Pourquoi nous plaignons-nous autant de nos enfants (et les Suédois jamais) ?

Pourquoi nous plaignons-nous autant de nos enfants (et les Suédois jamais) ?

Un constat s’impose : en France, de nombreux parents expriment régulièrement des plaintes concernant la parentalité, tandis qu’en Suède, ce phénomène semble moins présent. Ce contraste soulève des questions sur les perceptions et les représentations de la parentalité dans ces deux pays.

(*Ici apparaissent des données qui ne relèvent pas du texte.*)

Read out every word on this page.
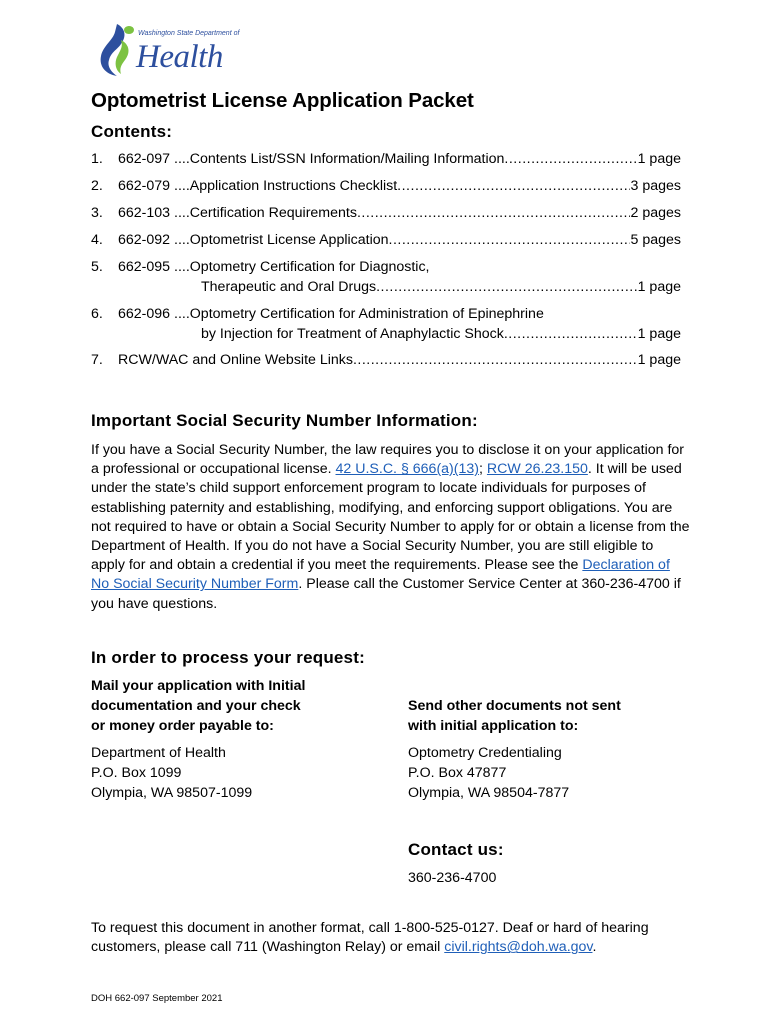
Washington State Department of
Health
Optometrist License Application Packet
Contents:
1. 662-097 ....Contents List/SSN Information/Mailing Information .....	1 page
2. 662-079 ....Application Instructions Checklist .....	3 pages
3. 662-103 ....Certification Requirements .....	2 pages
4. 662-092 ....Optometrist License Application .....	5 pages
5. 662-095 ....Optometry Certification for Diagnostic,
Therapeutic and Oral Drugs .....	1 page
6. 662-096 ....Optometry Certification for Administration of Epinephrine
by Injection for Treatment of Anaphylactic Shock .....	1 page
7. RCW/WAC and Online Website Links .....	1 page
Important Social Security Number Information:

If you have a Social Security Number, the law requires you to disclose it on your application for a professional or occupational license. 42 U.S.C. § 666(a)(13); RCW 26.23.150. It will be used under the state’s child support enforcement program to locate individuals for purposes of establishing paternity and establishing, modifying, and enforcing support obligations. You are not required to have or obtain a Social Security Number to apply for or obtain a license from the Department of Health. If you do not have a Social Security Number, you are still eligible to apply for and obtain a credential if you meet the requirements. Please see the Declaration of No Social Security Number Form. Please call the Customer Service Center at 360-236-4700 if you have questions.

In order to process your request:
Mail your application with Initial
documentation and your check
or money order payable to:
Department of Health
P.O. Box 1099
Olympia, WA 98507-1099
Send other documents not sent
with initial application to:
Optometry Credentialing
P.O. Box 47877
Olympia, WA 98504-7877
Contact us:
360-236-4700

To request this document in another format, call 1-800-525-0127. Deaf or hard of hearing customers, please call 711 (Washington Relay) or email civil.rights@doh.wa.gov.

DOH 662-097 September 2021
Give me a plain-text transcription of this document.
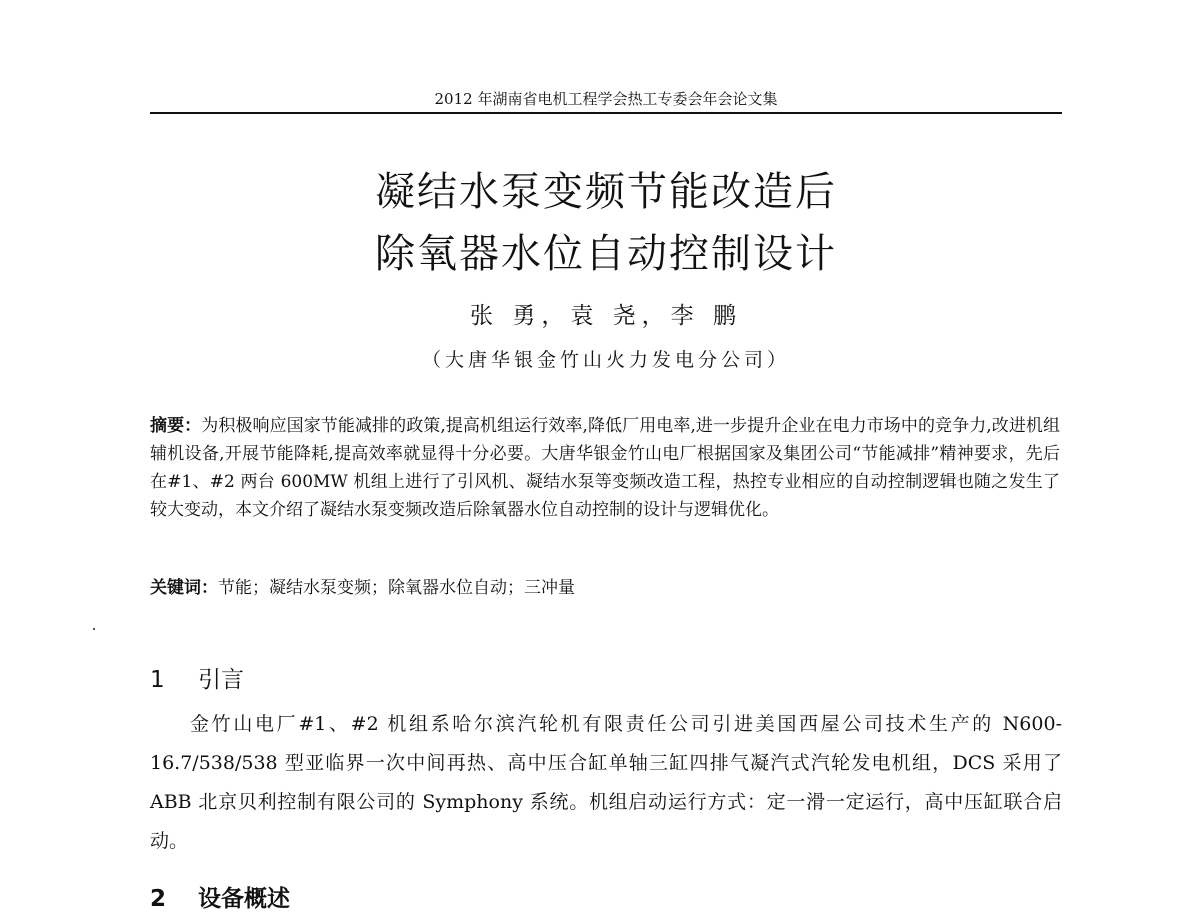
2012 年湖南省电机工程学会热工专委会年会论文集
凝结水泵变频节能改造后
除氧器水位自动控制设计
张 勇，袁 尧，李 鹏
（大唐华银金竹山火力发电分公司）
摘要：为积极响应国家节能减排的政策,提高机组运行效率,降低厂用电率,进一步提升企业在电力市场中的竞争力,改进机组辅机设备,开展节能降耗,提高效率就显得十分必要。大唐华银金竹山电厂根据国家及集团公司“节能减排”精神要求，先后在#1、#2 两台 600MW 机组上进行了引风机、凝结水泵等变频改造工程，热控专业相应的自动控制逻辑也随之发生了较大变动，本文介绍了凝结水泵变频改造后除氧器水位自动控制的设计与逻辑优化。
关键词：节能；凝结水泵变频；除氧器水位自动；三冲量
1 引言
金竹山电厂#1、#2 机组系哈尔滨汽轮机有限责任公司引进美国西屋公司技术生产的 N600-16.7/538/538 型亚临界一次中间再热、高中压合缸单轴三缸四排气凝汽式汽轮发电机组，DCS 采用了 ABB 北京贝利控制有限公司的 Symphony 系统。机组启动运行方式：定一滑一定运行，高中压缸联合启动。
2 设备概述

Le sociologue Romain Delès, dans une étude publiée dans la Revue des politiques sociales et familiales, évoque ce qu’il appelle « la complainte parentale française ». Il souligne que les parents français ont tendance à partager leurs difficultés de manière plus ouverte, ce qui pourrait influencer la perception que les enfants ont de leur propre situation. Une anecdote révélatrice est celle d’une fillette de huit ans qui, au détour d’une conversation, a déclaré : « Ça doit être dur d’avoir des enfants quand même, mes pauvres… C’est pénible ! » Cette remarque interroge sur l’image que les parents renvoient à leurs enfants.

Romain Delès, qui a vécu six mois en Suède en tant que jeune père, a mené des recherches sur les représentations parentales et l’égalité de genre dans ces deux contextes. Ses observations mettent en lumière des différences culturelles significatives. En Suède, les politiques publiques soutiennent une parentalité plus équilibrée, favorisant un partage des responsabilités entre les parents. Cela pourrait expliquer pourquoi les Suédois expriment moins de plaintes sur la parentalité.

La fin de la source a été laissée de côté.